Clearly, friendship does not have the same status as marriage. Friends never experience the deep bonds formed in marriage. Friends may come and go in your life; marriage is designed to be permanent. Whom you marry has a lot to do with who you will become in the future.
It’s good that you want to date an Adventist. Paul says, “Do not be unequally yoked together with unbelievers. For what fellowship has righteousness with lawlessness? And what communion has light with darkness?” (2 Corinthians 6:14). The divine command is clear: while your friends may be cool to hang out with, marriage is off the table if they don’t believe like you do. While you can be a light to them, you can’t date them if the Light isn’t in them.

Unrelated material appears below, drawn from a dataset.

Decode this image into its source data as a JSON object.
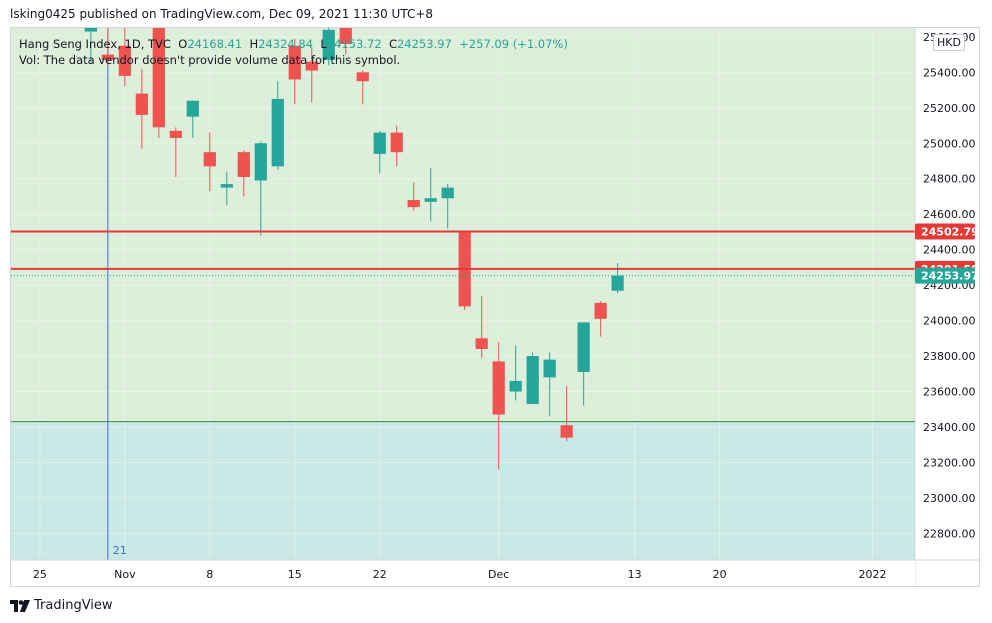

So what should you do? You can do what I did: wait. Don’t date until God has someone for you to date. I was 25 years old when I started to date. Before that, there was no one around. I complained all the time to God about how it wasn’t fair. But looking back, I see that it was the best thing I could have done.
In the years I didn’t date, I was able to earn two degrees, mature as an adult, procure a good job, and get a place to live. I didn’t get into dramatic relationships that scarred me for the future. It would have been pointless to have a lot of relationships that ended in failure as baggage for my future wife to deal with. Waiting may not be the easiest, but it’s the best. “Those who wait on the Lord shall renew their strength; they shall mount up with wings like eagles, they shall run and not be weary, they shall walk and not faint” (Isaiah 40:31).